Eight private colleges are suing the government for “tens of millions of euros” over a cabinet decision to crackdown on third country nationals who come to Cyprus to study but then apply for asylum, it emerged on Wednesday.

The lawsuit details this created unequal treatment between universities and colleges, as the cabinet decision, taken in July 2020, only targeted the latter and not the former.

As a result, the plaintiffs are claiming unfair competition.

Chairman of the association of private tertiary education institutions Marios Americanos told the Cyprus Mail “the government decided to impose very restrictive measures,” and also failed to give colleges an adjustment period.

“This left us out in the cold for all the students we had admitted for the upcoming academic year and we had to return hundreds of thousands of euros to them.”

Americanos did not seek to divulge the exact amount the colleges were seeking in damages but specified it was in the “tens of millions of euros”.

“We are aware it was a decision taken by the previous government but we have exhausted all possibilities of finding a solution.”

The association had threatened legal measures since 2020 when cabinet rolled out the measure, with Americanos arguing that third-country nationals who arrive in Cyprus as students and end up filing for asylum were a very small percentage of the overall numbers.

The decision to clamp down on foreign students’ asylum applications was taken to discourage potential migrants and asylum seekers arriving in Cyprus ‘disguised’ as prospective students.

Taken by Interior Minister at the time Nicos Nouris, he said between January and when the measure was rolled out, 940 applications were filed.

The country of origin for 646 out of the 940 asylum applicants was India, followed by Nepal with 173, Bangladesh with 53 and Pakistan with 45. All of them entered Cyprus legally, Nouris added.

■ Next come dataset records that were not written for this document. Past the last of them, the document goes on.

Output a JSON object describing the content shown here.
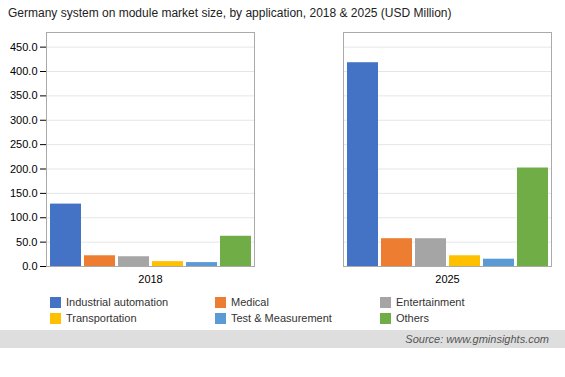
{
  "chart_data": {
    "type": "bar",
    "title": "Germany system on module market size, by application, 2018 & 2025 (USD Million)",
    "categories": [
      "2018",
      "2025"
    ],
    "series": [
      {
        "name": "Industrial automation",
        "color": "#4472c4",
        "values": [
          128,
          418
        ]
      },
      {
        "name": "Medical",
        "color": "#ed7d31",
        "values": [
          22,
          57
        ]
      },
      {
        "name": "Entertainment",
        "color": "#a5a5a5",
        "values": [
          20,
          57
        ]
      },
      {
        "name": "Transportation",
        "color": "#ffc000",
        "values": [
          10,
          22
        ]
      },
      {
        "name": "Test & Measurement",
        "color": "#5b9bd5",
        "values": [
          8,
          15
        ]
      },
      {
        "name": "Others",
        "color": "#70ad47",
        "values": [
          62,
          202
        ]
      }
    ],
    "ylim": [
      0,
      480
    ],
    "yticks": [
      {
        "value": 0,
        "label": "0.0"
      },
      {
        "value": 50,
        "label": "50.0"
      },
      {
        "value": 100,
        "label": "100.0"
      },
      {
        "value": 150,
        "label": "150.0"
      },
      {
        "value": 200,
        "label": "200.0"
      },
      {
        "value": 250,
        "label": "250.0"
      },
      {
        "value": 300,
        "label": "300.0"
      },
      {
        "value": 350,
        "label": "350.0"
      },
      {
        "value": 400,
        "label": "400.0"
      },
      {
        "value": 450,
        "label": "450.0"
      }
    ],
    "grid": true,
    "legend": "bottom",
    "annotations": [
      "Source: www.gminsights.com"
    ]
  }
}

He also said that 65 per cent of asylum seekers with Indian nationality who arrived in Cyprus before the introduction of the new rules, were in possession of a student visa.

The number of applications was slashed to 57 applications after the cabinet decision, Nouris said at the time.

Cabinet’s decision detailed a ceiling on admissions from third countries – 20 per cent of capacity. This, the colleges said at the time, precludes them from registering any new students from third countries for the next few years until the rate dropped to below 20 per cent.

The government also said students from third countries must have additional academic qualifications to be eligible for admission and it banned admissions from those countries during the summer – June to September.

Americanos said colleges were becoming “the scapegoat of the migration issue to cover the long-standing inaction of the interior ministry” in tackling the problem.

“Students know they do not fulfill the criteria for asylum protection,” Americanos said. He explained that the reason these students mostly filed for asylum is because, as applicants, they could work, whereas as third-country nationals studying in Cyprus, they were not allowed.

Until their application was processed, he said, which could take up to four years, students had the opportunity to work to support themselves during their studies.

Had the application process time been shorter, he said, or if students could work, as per the relevant EU directive, they would not be forced to file for asylum protection.